Cuts to the pensions of UK higher education staff were not a mistake despite the fact that they now look highly likely to be reversed after just two years, according to the chair of the Universities Superannuation Scheme (USS).
Confirming a “big turnaround” in the USS’ finances, Dame Kate Barker told reporters that it had had “no alternative” but to cut benefits and raise contributions in April last year as the much more favourable financial climate that has been the catalyst for the recovery had not been foreseen.
The USS trustee has released the funding assumptions being used in its all-important 2023 valuation, which confirm that the value of its assets has risen from £66.5 billion in 2020 to £73.1 billion.
Its technical provisions – the amount needed to fulfil pensions promises – has fallen from £80.6 billion to £65.7 billion in the same period, meaning a £14.1 billion deficit in 2020 has been wiped out and the scheme is now projected to have a £7.4 billion surplus.
The current contribution rate paid by employers and staff of 31.4 per cent could fall to as low as 16.2 per cent, the USS said, with no need for the extra 6.2 per cent in contributions that has been going towards paying off the deficit.
However, it said both Universities UK and the University and College Union had asked for benefits to be priced at pre-April 2022 levels, which would require a higher contribution rate of 20.6 per cent. A breakdown of the share of contributions to be paid by members and employers will be decided by the joint negotiating committee (JNC).

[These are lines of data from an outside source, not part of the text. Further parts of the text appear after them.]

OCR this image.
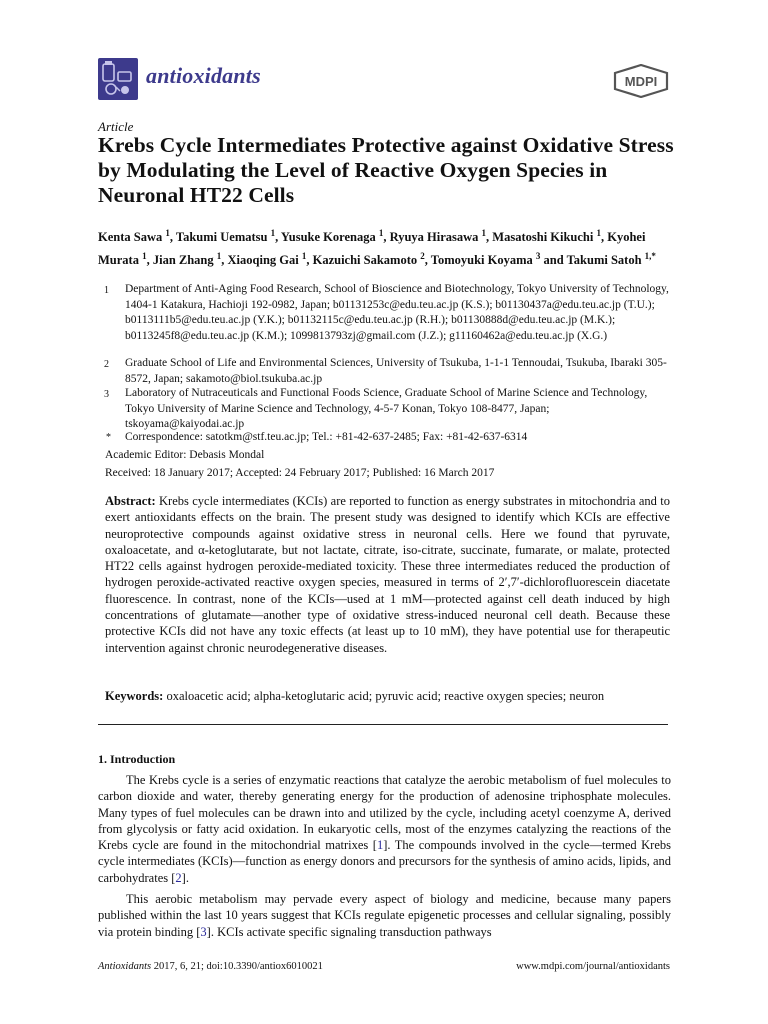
antioxidants	MDPI
Article
Krebs Cycle Intermediates Protective against Oxidative Stress by Modulating the Level of Reactive Oxygen Species in Neuronal HT22 Cells
Kenta Sawa $^1$, Takumi Uematsu $^1$, Yusuke Korenaga $^1$, Ryuya Hirasawa $^1$, Masatoshi Kikuchi $^1$, Kyohei Murata $^1$, Jian Zhang $^1$, Xiaoqing Gai $^1$, Kazuichi Sakamoto $^2$, Tomoyuki Koyama $^3$ and Takumi Satoh $^{1,*}$
1 Department of Anti-Aging Food Research, School of Bioscience and Biotechnology, Tokyo University of Technology, 1404-1 Katakura, Hachioji 192-0982, Japan; b01131253c@edu.teu.ac.jp (K.S.); b01130437a@edu.teu.ac.jp (T.U.); b0113111b5@edu.teu.ac.jp (Y.K.); b01132115c@edu.teu.ac.jp (R.H.); b01130888d@edu.teu.ac.jp (M.K.); b0113245f8@edu.teu.ac.jp (K.M.); 1099813793zj@gmail.com (J.Z.); g11160462a@edu.teu.ac.jp (X.G.)
2 Graduate School of Life and Environmental Sciences, University of Tsukuba, 1-1-1 Tennoudai, Tsukuba, Ibaraki 305-8572, Japan; sakamoto@biol.tsukuba.ac.jp
3 Laboratory of Nutraceuticals and Functional Foods Science, Graduate School of Marine Science and Technology, Tokyo University of Marine Science and Technology, 4-5-7 Konan, Tokyo 108-8477, Japan; tskoyama@kaiyodai.ac.jp
* Correspondence: satotkm@stf.teu.ac.jp; Tel.: +81-42-637-2485; Fax: +81-42-637-6314
Academic Editor: Debasis Mondal
Received: 18 January 2017; Accepted: 24 February 2017; Published: 16 March 2017
Abstract: Krebs cycle intermediates (KCIs) are reported to function as energy substrates in mitochondria and to exert antioxidants effects on the brain. The present study was designed to identify which KCIs are effective neuroprotective compounds against oxidative stress in neuronal cells. Here we found that pyruvate, oxaloacetate, and α-ketoglutarate, but not lactate, citrate, iso-citrate, succinate, fumarate, or malate, protected HT22 cells against hydrogen peroxide-mediated toxicity. These three intermediates reduced the production of hydrogen peroxide-activated reactive oxygen species, measured in terms of 2′,7′-dichlorofluorescein diacetate fluorescence. In contrast, none of the KCIs—used at 1 mM—protected against cell death induced by high concentrations of glutamate—another type of oxidative stress-induced neuronal cell death. Because these protective KCIs did not have any toxic effects (at least up to 10 mM), they have potential use for therapeutic intervention against chronic neurodegenerative diseases.
Keywords: oxaloacetic acid; alpha-ketoglutaric acid; pyruvic acid; reactive oxygen species; neuron
1. Introduction
The Krebs cycle is a series of enzymatic reactions that catalyze the aerobic metabolism of fuel molecules to carbon dioxide and water, thereby generating energy for the production of adenosine triphosphate molecules. Many types of fuel molecules can be drawn into and utilized by the cycle, including acetyl coenzyme A, derived from glycolysis or fatty acid oxidation. In eukaryotic cells, most of the enzymes catalyzing the reactions of the Krebs cycle are found in the mitochondrial matrixes [1]. The compounds involved in the cycle—termed Krebs cycle intermediates (KCIs)—function as energy donors and precursors for the synthesis of amino acids, lipids, and carbohydrates [2].
This aerobic metabolism may pervade every aspect of biology and medicine, because many papers published within the last 10 years suggest that KCIs regulate epigenetic processes and cellular signaling, possibly via protein binding [3]. KCIs activate specific signaling transduction pathways
Antioxidants 2017, 6, 21; doi:10.3390/antiox6010021	www.mdpi.com/journal/antioxidants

A consultation has now been opened, allowing the scheme’s 331 participating employers to respond to the proposals. This ends in September, and a final contribution rate is due to be determined by the USS in October, with the JNC needing to make a final decision by December at the latest, with a view to implementing any changes by April 2024.
Based on the approach outlined, the USS said members could see their defined benefits accrue at a faster rate than currently, the inflation cap of 2.5 per cent raised to 5 per cent – and half of any increase up to 15 per cent – and the salary threshold at which contributions are paid into the defined contributions part of the scheme set at £66,400, a substantial hike from the current £41,000.
Dame Kate said the rise in interest rates after a decade of stagnation, alongside “wider financial conditions”, had fuelled the improvements in the scheme’s funding position.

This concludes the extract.